The tribute – organised by the TUC – like everything else we are all facing now, is unprecedented. Workers will stand by themselves in silence – woven together by the sorrowful threads of loss – but they will be joined in honouring our heroes by leaders, politicians – even the prime minister Boris Johnson has said he will be observing the silence.
“The union movement will come together this week to honour our brave workers who have died during this awful outbreak,” said TUC general secretary Frances O’Grady.
“They are all heroes. They lost their lives while protecting us and keeping essential services running.”
And Labour leader Keir Starmer added, “Every day during this crisis we see our key workers going out on the front line, risking their lives on behalf of us all.
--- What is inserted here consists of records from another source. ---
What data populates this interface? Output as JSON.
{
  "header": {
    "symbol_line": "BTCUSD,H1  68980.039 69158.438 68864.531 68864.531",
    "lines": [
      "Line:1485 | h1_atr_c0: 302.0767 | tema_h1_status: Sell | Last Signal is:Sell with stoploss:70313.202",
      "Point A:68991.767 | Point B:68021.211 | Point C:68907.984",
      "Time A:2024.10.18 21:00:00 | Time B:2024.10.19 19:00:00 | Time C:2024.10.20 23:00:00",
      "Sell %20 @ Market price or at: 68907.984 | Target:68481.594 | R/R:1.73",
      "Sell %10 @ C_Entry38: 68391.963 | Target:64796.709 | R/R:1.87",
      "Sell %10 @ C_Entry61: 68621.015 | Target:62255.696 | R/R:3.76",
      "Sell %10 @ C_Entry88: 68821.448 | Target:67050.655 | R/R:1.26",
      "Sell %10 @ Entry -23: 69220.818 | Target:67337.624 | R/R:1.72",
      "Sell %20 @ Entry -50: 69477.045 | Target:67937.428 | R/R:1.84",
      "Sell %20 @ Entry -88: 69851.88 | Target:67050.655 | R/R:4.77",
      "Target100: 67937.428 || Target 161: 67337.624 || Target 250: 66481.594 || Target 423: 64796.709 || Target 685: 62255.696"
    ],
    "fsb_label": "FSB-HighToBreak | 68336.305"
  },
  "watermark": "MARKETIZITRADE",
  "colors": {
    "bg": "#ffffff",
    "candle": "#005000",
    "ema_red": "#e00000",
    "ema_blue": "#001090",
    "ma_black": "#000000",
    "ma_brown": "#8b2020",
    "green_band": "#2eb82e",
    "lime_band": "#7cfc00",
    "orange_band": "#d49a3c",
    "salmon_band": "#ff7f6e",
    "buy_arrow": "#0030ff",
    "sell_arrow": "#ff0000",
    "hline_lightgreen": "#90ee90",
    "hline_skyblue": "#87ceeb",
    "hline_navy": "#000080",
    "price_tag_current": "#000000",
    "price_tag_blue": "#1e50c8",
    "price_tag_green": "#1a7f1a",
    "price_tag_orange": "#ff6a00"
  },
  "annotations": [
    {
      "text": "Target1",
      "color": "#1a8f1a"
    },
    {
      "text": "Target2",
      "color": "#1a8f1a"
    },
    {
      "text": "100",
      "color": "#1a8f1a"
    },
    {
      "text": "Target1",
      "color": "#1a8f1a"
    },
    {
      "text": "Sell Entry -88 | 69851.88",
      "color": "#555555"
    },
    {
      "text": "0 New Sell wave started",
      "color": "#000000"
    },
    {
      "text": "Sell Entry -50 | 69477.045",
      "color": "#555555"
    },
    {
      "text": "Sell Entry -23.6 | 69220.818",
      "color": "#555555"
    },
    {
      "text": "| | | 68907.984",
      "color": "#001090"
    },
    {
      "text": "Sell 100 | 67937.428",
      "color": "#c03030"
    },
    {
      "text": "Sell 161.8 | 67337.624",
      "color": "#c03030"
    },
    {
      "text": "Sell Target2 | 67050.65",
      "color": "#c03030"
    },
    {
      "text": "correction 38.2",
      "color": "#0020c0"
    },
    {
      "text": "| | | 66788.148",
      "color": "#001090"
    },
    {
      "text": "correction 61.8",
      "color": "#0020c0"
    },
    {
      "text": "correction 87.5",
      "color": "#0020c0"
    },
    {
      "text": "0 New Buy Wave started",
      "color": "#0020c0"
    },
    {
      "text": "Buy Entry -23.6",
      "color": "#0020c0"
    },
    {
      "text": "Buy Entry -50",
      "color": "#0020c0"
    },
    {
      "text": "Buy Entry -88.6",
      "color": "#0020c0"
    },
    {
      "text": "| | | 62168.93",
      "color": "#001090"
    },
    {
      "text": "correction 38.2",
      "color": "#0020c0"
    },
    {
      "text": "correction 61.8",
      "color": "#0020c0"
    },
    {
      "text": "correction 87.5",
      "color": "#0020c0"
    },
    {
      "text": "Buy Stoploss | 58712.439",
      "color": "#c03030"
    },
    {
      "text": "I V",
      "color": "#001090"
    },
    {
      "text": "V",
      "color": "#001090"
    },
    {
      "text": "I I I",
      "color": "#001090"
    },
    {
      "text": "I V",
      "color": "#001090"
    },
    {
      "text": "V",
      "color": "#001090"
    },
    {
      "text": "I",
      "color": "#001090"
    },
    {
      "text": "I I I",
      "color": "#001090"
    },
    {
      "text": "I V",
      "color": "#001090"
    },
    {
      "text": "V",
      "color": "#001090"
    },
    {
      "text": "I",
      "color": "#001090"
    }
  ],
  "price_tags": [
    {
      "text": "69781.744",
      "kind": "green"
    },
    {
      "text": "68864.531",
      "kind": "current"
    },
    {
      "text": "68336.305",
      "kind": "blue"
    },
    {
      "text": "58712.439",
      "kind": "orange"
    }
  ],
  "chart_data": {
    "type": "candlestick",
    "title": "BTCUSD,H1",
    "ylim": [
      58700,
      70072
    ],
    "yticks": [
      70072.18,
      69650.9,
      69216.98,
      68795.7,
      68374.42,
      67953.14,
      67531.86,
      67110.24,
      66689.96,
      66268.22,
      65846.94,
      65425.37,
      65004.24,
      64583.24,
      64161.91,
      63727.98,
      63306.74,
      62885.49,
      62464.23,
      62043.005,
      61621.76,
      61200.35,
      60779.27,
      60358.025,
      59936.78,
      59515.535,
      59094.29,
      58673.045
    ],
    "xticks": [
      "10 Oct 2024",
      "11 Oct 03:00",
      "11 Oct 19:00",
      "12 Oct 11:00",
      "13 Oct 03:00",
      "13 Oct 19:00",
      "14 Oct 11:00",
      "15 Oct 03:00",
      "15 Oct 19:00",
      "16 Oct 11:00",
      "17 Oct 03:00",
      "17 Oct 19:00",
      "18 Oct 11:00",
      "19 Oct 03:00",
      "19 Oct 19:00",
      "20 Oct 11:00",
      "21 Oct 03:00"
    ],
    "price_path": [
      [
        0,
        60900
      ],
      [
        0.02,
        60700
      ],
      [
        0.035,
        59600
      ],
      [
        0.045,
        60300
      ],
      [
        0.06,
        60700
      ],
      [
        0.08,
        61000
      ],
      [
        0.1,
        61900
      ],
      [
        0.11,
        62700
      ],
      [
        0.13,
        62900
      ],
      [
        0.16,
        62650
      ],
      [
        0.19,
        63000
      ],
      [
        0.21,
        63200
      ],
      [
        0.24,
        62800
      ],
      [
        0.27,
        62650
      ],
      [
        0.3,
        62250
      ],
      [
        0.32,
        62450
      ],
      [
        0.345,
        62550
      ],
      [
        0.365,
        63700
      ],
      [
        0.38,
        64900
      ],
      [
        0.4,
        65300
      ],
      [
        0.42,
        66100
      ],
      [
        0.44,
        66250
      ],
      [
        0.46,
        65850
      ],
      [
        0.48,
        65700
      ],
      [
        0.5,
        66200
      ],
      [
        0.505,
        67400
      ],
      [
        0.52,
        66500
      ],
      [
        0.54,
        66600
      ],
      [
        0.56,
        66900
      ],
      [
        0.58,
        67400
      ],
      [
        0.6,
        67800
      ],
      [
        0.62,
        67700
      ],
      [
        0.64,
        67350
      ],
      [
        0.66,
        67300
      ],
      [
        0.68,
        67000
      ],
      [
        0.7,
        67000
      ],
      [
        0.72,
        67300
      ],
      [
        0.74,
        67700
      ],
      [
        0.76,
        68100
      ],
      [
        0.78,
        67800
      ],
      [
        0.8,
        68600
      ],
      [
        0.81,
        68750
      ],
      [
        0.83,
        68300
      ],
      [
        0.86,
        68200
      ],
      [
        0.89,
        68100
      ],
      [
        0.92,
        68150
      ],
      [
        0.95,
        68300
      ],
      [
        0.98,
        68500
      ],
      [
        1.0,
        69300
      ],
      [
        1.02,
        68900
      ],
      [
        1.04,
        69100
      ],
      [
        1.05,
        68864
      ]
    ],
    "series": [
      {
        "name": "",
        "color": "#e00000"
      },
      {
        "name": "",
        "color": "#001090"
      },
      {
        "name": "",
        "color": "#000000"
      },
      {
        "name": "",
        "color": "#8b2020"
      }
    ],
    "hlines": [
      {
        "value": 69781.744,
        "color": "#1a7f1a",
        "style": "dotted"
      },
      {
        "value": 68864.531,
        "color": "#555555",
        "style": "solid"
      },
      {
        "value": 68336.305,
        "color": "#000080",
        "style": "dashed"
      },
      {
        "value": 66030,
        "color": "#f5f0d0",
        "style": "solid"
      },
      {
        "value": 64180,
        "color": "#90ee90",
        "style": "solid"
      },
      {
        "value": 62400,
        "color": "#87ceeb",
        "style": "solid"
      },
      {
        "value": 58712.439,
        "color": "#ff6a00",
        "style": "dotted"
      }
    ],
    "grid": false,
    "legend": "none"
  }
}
“Tragically, too many of them have lost their lives. We owe them a huge debt. We can pay tribute to those who have lost their lives by observing a minute’s silence at 11 am.”
‘A right not a privilege’
Unite’s general secretary Len McCluskey in a video message to Unite members said, “Safety at work is a right not a privilege and now more than ever the safety of our people is our primary concern.
“Dozens of our workers have died in recent weeks, victims to an invisible killer a cruel disease, that’s claimed the lives of working people from around the globe. Many of these workers were taking care of us and supporting us, they were keeping people safe and business moving.
“No worker should feel that their life is being put at risk at work. And Unite is very clear – if our members feel that their safety has been comprised then whatever steps they take we will support and protect them. And any employer trying to put pressure on any worker in unsafe conditions will be called to account for their actions.”
On International Workers’ Memorial Day the message is clear – safety is paramount. “An injury to one is an injury to all,” says McCluskey.
So join us in the minute’s silence tomorrow, at 11 am to remember coronavirus victims – many of whom were Unite members, who lost their lives serving on the front line.
And as trade union members can’t make their usual tribute and remembrances to lost colleagues, you might want to join in an online collective moment of remembrance and solidarity at 2 pm.
Speakers include TUC general secretary Frances O’Grady and Unite executive council member and London bus driver, James Mitchell. Register here
Last words go to Len McCluskey. “Those we have lost were loved by their friends and families. And on April 28 it is only right that we honour and remember them. Stay safe, remain strong and stay united.”